Conditions des noirs : la France n’est pas les USA

par Laurent Herblay
samedi 6 juin 2020

La mort de George Floyd, assassiné par un policier sous la caméra d’un passant sans intervention de ses collègues, a provoqué une vague d’indignations aux États-Unis et dans le monde. En France, cela a suscité une manifestation illégale pour Adama Traoré mardi à Paris. Par-delà l’opportunisme d’un tel rassemblement, ici, comparaison n’est vraiment pas raison.

 

Inégalités, communautarisme et violences
 
Bien sûr, il peut y avoir des actes de racisme commis par des forces de l’ordre. Ils ne doivent pas être tolérés et être sanctionnés, s’ils le méritent, ce qui en général le cas en France. Pour de simples propos racistes, deux policiers avaient été suspendus en avril. S’il y a des dérapages en France, la situation dans notre pays n’a rien à voir avec celle des États-Unis. Même la comparaison entre George Floyd et Adama Traoré n’est probablement pas pertinente, le premier n’ayant absolument pas résisté aux forces de l’ordre. Outre-Atlantique, le meurtre semble tellement caractérisé que le policier a été inculpé pour homicide volontaire et ses trois collègues pour complicité. Les images du policier qui appuie son genou sur le cou de sa victime sont glaçantes de violence et d’inhumanité, alors même que sa victime lui dit qu’elle ne peut plus respirer. Comment ne pas comprendre l’émotion suscitée ?
 
Même s’il y a débat sur le cas d’Adama Traoré, des experts ont exonéré les forces de l’ordre de la responsabilité de sa mort, du fait de plusieurs maladies qu’il avait. Et même si la mort du jeune homme dans un commissariat est suspecte, faire un parallèle entre nos deux pays n’a aucun sens. La condition des noirs aux États-Unis, comme je le détaillais en 2017, est assez effrayante, derrière l’arbre Obama, qui cache une vraie ségrégation moderne.
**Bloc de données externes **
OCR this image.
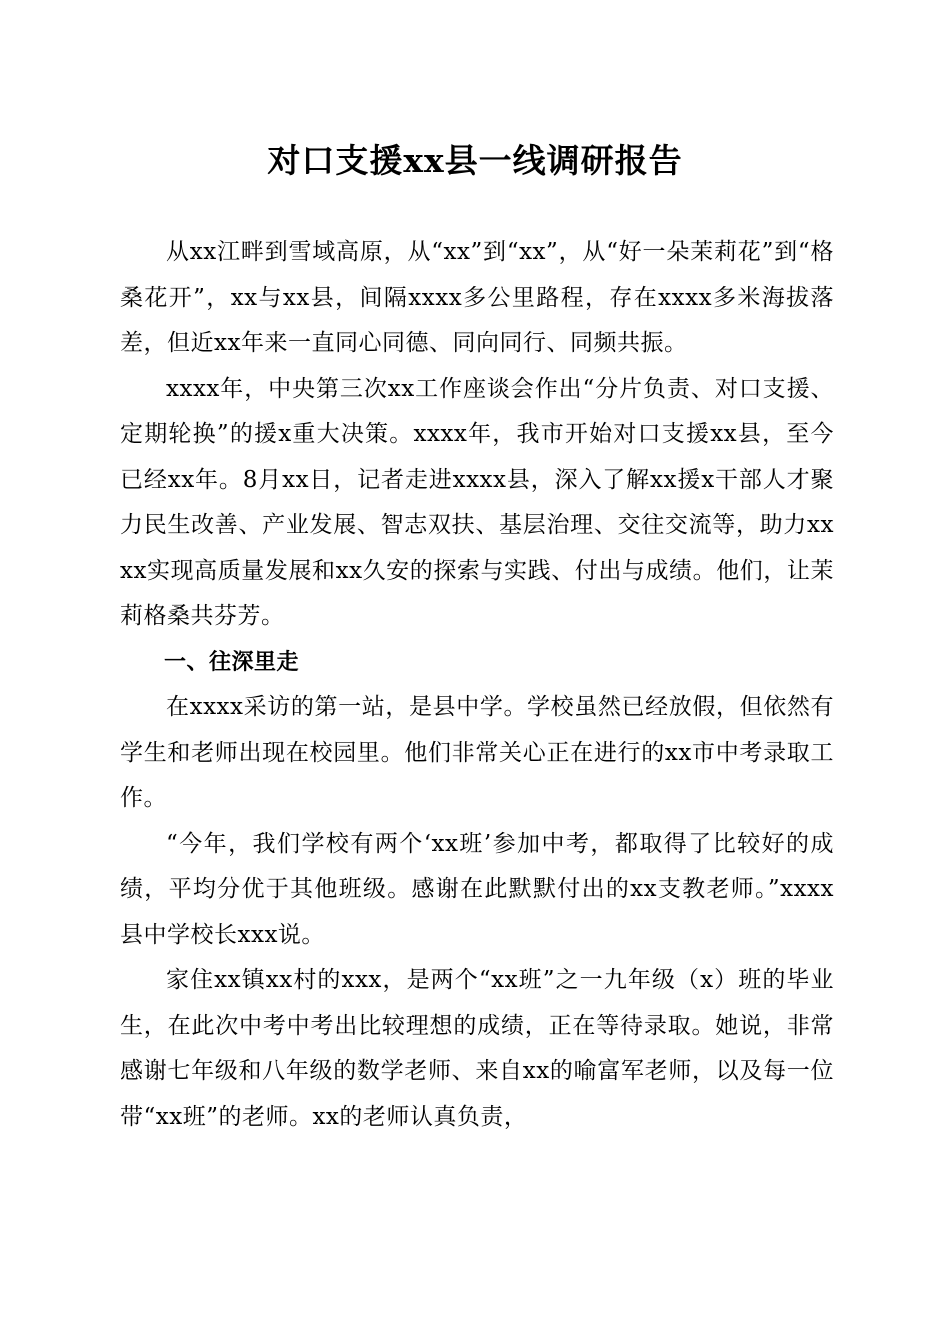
对口支援xx县一线调研报告

从xx江畔到雪域高原，从“xx”到“xx”，从“好一朵茉莉花”到“格桑花开”，xx与xx县，间隔xxxx多公里路程，存在xxxx多米海拔落差，但近xx年来一直同心同德、同向同行、同频共振。

xxxx年，中央第三次xx工作座谈会作出“分片负责、对口支援、定期轮换”的援x重大决策。xxxx年，我市开始对口支援xx县，至今已经xx年。8月xx日，记者走进xxxx县，深入了解xx援x干部人才聚力民生改善、产业发展、智志双扶、基层治理、交往交流等，助力xxxx实现高质量发展和xx久安的探索与实践、付出与成绩。他们，让茉莉格桑共芬芳。

一、往深里走

在xxxx采访的第一站，是县中学。学校虽然已经放假，但依然有学生和老师出现在校园里。他们非常关心正在进行的xx市中考录取工作。

“今年，我们学校有两个‘xx班’参加中考，都取得了比较好的成绩，平均分优于其他班级。感谢在此默默付出的xx支教老师。”xxxx县中学校长xxx说。

家住xx镇xx村的xxx，是两个“xx班”之一九年级（x）班的毕业生，在此次中考中考出比较理想的成绩，正在等待录取。她说，非常感谢七年级和八年级的数学老师、来自xx的喻富军老师，以及每一位带“xx班”的老师。xx的老师认真负责，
Déjà, chose trop peu connue et insuffisamment rappelée, alors que la ségrégation était encore légale aux États-Unis, le président du Sénat en France, Gaston Monnerville, était noir. Aux États-Unis, dans les grandes villes, le taux de mortalité par meutre est dix fois plus important pour les noirs que pour les non noirs, au point qu’ils représentent 50% des morts  ! 60% des noirs non diplômés passent par la prison une fois dans leur vie et plus globalement, les noirs représentent 30 à 40% des détenus, plus d’un adulte noir sur 50 étant en prison  !
 
Mais par-delà la violence physique, ce qui frappe aussi en se renseignant, c’est la violence sociale du pays à l’égard de toute la communauté noire. Le taux de mortalité infantile des noirs est plus de deux fois supérieur à celui des blancs, et progresse ! The Economist décrit un système éducatif où les races sont « séparées et inégales  », à peine 20% des enfants noirs étant dans une école où ils ne sont pas majoritaires, contre 40% dans les années 80. L’hebdomadaire pointait que les noirs étaient aussi les perdants de la reprise du marché immobilier, la valeur de leur maison continuant à baisser depuis dix ans, tant les quartiers où ils habitent sont peu attractifs. Ce qui avait été frappant pour moi en 2017, c’était à quel point la ségrégation semble toujours forte aux Etats-Unis, même si elle n’est plus légale, et le plus effarant était le fait qu’elle parvienne encore à se renforcer, après l’élection d’Obama ! Et malheureusement, la crise actuelle le confirme puisque les noirs en souffrent plus que la moyenne.
 
En somme, à quelques exceptions près, les noirs sont redevenus les intouchables des États-Unis. Et, même si tout n’est pas parfait chez nous, les comparaisons faites sont totalement ridicules et inappropriées, tant l’écart est grand entre nos deux pays. En outre, il faut rappeler qu’une partie de ceux qui font ces comparaisons sont les premiers à réclamer une évolution communautariste sur le modèle étasunien, alors même que ce modèle a produit une ségrégation pas forcément moins violente que celle d’il y a 60 ans. Et l’idée d’un « privilège blanc » est bien délétère, comme le note Eugénie Bastié. Ce communautarisme freine l’intégration des noirs au lieu de les aider, à rebours de notre modèle républicain, qui tient, même s’il est attaqué et affaibli, comme le soutient Barbara Lefebvre. Et le communautarisme est aussi le meilleur allié des inégalités, en freinant le débat sur la question sociale.
 
La situation de la France est très largement différente de celle des Etats-Unis. D’ailleurs, si les violences policières sont trop souvent raciales outre-Atlantique, les Gilets Jaunes nous rappellent qu’en France, ces violences sont d’abord sociales et politiques, avec le bilan révoltant des manifestations, à rebours de 1968 et 2005, que la difficile condition policière ne peut pas justifier.